Tis the season.
Naughty/Nice, Good/Bad, Right/Wrong
This kind of black and white thinking rules us. We learn it from young. You might get a gift from Santa if you are nice, be good or do what your parents want you to do.
However continuing this practice of doing what someone else wants you to do, or ‘because it is nice’ (or good, or right) will only lead you to relationships filled with confusion and resentment.
Why? Because if you only say the things that you think are nice, or because someone else thinks you should, ultimately you will blame them for the life you have —and don’t want. So, the pattern ends up being nice and holding things in, and then blowing up being naughty or doing ‘bad’ things. Then apologizing and going back to being nice.
Here’s another option:
Be authentic and kind.
Getting off this roller coaster of good/bad thinking allows you to have real relationships that are honest and based in care and compassion.

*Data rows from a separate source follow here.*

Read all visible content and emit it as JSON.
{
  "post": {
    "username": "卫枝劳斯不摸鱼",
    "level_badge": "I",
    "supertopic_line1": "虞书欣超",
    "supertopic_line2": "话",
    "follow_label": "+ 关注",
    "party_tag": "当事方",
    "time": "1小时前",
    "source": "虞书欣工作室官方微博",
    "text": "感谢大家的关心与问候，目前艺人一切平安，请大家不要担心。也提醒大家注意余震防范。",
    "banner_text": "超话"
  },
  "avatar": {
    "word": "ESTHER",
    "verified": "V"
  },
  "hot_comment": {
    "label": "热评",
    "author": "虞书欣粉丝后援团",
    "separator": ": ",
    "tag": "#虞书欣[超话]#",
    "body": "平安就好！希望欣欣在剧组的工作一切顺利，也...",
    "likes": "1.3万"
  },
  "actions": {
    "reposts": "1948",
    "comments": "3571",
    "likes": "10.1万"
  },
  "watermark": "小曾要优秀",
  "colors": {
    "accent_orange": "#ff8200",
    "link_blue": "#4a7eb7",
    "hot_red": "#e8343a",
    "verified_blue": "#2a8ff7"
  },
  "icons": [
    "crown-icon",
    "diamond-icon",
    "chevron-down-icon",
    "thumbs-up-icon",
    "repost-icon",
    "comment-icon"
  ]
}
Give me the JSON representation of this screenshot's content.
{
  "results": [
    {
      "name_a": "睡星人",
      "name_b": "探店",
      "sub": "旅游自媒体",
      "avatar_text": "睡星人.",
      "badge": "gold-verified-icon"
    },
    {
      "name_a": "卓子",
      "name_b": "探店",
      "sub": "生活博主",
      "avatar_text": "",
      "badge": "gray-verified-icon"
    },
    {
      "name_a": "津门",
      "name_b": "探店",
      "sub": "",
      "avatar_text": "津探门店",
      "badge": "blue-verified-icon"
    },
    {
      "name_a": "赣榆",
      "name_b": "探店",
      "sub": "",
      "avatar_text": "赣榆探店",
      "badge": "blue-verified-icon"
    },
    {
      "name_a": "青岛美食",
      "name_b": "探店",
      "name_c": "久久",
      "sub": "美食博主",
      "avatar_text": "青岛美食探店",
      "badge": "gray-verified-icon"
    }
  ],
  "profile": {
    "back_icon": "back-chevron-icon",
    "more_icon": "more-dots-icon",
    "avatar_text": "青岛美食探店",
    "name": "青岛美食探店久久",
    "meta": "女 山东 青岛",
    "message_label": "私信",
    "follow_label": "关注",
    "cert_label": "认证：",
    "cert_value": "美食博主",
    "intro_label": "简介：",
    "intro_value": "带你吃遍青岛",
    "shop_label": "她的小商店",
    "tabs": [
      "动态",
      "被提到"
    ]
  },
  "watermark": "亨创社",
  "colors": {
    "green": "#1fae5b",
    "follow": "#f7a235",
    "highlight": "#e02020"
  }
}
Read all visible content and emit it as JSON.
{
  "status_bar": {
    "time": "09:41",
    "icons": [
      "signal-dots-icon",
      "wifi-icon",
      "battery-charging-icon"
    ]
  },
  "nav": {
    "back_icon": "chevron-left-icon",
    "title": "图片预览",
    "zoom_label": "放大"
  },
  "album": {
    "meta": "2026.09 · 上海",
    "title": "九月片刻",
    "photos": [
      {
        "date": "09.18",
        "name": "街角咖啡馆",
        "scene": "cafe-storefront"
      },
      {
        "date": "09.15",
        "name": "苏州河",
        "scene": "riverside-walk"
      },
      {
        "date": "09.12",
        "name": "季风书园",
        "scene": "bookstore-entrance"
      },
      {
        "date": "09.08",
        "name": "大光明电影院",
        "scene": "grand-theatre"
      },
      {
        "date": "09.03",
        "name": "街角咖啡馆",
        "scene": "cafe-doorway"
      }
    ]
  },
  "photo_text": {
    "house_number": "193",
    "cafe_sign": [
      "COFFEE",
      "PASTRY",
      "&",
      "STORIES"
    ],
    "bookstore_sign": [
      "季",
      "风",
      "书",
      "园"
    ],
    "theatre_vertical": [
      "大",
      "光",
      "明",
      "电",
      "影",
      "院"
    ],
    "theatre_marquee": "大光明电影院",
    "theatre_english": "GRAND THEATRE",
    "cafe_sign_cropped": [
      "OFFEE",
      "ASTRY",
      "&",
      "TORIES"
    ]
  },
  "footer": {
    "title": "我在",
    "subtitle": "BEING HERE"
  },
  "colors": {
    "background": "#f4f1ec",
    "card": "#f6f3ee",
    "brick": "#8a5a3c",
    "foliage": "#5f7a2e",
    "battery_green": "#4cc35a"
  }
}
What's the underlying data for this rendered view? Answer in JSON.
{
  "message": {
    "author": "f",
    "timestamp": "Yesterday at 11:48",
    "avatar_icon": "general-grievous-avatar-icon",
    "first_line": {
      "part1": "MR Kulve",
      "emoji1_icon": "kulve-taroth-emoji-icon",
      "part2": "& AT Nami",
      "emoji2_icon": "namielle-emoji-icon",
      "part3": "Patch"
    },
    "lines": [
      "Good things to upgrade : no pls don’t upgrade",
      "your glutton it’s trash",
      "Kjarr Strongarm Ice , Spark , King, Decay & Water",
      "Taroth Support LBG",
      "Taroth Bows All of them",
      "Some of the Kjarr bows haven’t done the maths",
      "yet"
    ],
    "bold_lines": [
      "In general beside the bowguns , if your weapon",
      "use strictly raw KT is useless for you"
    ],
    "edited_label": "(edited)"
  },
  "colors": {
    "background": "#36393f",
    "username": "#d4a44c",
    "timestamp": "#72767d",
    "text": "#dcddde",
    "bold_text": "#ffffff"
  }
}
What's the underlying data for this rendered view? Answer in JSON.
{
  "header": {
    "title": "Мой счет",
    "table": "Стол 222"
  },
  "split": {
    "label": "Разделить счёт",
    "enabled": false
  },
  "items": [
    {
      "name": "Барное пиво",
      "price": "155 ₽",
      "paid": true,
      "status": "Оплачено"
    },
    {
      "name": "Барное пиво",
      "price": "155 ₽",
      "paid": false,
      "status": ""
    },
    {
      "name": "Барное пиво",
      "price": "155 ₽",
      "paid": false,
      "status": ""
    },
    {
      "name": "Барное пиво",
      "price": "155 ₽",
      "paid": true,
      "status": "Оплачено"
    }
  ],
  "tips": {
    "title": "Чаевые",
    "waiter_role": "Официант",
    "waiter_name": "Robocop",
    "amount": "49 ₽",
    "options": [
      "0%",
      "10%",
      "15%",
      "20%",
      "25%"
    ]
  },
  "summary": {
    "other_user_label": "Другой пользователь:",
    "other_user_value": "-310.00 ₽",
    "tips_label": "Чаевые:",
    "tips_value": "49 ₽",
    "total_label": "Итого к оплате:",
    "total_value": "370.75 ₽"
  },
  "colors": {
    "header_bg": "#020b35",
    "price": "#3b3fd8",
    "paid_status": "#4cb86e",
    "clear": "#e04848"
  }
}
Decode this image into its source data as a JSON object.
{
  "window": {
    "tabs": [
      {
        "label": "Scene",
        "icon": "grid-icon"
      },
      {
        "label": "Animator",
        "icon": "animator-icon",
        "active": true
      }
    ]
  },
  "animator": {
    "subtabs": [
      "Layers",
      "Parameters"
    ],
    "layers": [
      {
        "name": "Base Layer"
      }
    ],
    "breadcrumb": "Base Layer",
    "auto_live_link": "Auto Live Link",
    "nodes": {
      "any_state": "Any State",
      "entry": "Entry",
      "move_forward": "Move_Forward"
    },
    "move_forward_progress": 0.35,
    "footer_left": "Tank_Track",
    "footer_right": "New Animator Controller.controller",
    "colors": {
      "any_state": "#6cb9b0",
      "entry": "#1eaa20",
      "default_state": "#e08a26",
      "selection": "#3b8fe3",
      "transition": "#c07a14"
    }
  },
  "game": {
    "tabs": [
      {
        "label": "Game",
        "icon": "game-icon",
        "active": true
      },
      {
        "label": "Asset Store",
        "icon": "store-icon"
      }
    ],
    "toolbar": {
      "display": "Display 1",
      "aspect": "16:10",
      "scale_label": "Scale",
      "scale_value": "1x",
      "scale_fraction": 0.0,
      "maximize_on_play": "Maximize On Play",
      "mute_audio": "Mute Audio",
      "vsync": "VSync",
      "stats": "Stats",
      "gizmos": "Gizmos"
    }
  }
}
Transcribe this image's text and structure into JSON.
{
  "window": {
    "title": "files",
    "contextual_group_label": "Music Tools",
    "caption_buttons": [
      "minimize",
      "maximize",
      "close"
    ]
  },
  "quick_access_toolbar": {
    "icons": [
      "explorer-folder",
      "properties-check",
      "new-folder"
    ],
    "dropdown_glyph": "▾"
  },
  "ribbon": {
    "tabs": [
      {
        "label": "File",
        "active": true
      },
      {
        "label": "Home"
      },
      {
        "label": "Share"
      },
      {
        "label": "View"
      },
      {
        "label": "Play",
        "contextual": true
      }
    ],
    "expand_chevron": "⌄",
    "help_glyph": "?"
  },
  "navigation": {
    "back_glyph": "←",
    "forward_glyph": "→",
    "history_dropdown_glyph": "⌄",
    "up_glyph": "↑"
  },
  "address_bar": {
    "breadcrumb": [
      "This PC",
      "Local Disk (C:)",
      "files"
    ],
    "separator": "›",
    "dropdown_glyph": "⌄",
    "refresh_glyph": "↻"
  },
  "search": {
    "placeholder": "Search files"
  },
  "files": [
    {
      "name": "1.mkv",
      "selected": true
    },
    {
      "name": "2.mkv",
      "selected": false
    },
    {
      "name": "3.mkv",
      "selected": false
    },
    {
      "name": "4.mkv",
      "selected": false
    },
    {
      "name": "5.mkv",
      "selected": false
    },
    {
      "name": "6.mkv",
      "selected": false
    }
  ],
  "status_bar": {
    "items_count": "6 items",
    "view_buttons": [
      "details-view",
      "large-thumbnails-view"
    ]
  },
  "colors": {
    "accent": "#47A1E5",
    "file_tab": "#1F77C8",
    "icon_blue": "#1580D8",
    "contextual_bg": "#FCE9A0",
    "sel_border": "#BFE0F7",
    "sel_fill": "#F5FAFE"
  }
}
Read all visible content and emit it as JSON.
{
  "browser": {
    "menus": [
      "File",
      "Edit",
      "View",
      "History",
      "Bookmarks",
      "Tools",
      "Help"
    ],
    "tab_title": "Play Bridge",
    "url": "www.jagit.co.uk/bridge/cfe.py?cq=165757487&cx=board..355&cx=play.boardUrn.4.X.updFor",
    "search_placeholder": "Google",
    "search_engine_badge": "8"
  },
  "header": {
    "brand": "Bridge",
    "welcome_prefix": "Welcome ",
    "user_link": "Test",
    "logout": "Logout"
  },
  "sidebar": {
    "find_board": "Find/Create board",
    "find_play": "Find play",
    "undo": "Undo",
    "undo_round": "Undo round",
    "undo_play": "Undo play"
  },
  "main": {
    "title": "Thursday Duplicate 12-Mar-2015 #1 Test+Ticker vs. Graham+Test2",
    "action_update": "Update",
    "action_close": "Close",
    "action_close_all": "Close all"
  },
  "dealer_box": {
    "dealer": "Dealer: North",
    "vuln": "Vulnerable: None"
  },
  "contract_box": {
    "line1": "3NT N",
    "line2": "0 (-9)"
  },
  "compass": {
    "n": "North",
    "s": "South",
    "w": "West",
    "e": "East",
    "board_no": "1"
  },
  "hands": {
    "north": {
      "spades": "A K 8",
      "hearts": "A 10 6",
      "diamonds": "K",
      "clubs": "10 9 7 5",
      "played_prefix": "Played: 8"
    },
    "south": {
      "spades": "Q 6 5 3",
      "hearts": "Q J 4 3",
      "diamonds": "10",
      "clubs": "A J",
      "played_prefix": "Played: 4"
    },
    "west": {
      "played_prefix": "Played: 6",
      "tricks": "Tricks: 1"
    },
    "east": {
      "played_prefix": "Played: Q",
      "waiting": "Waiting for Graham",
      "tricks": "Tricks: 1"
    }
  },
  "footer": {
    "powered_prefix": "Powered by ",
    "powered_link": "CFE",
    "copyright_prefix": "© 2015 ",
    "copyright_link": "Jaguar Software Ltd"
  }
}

Which means checking inside before you say and do things and consider two things:
1. Why are you saying it? What needs of your own will get met or not?
2. What is the likely impact on the other? What needs of theirs will get met or not?
Caring about the needs of all concerned, we get to ask for all that we want (strategy to get a need met), and then negotiate with others so that everyone’s needs will get met.
Rather than hold your thoughts or true desires in, which leads to almost certain resentment and disconnection, please do your best in being honest and compassionate in your relationships.This is how you will create deeply connected and satisfying relationships.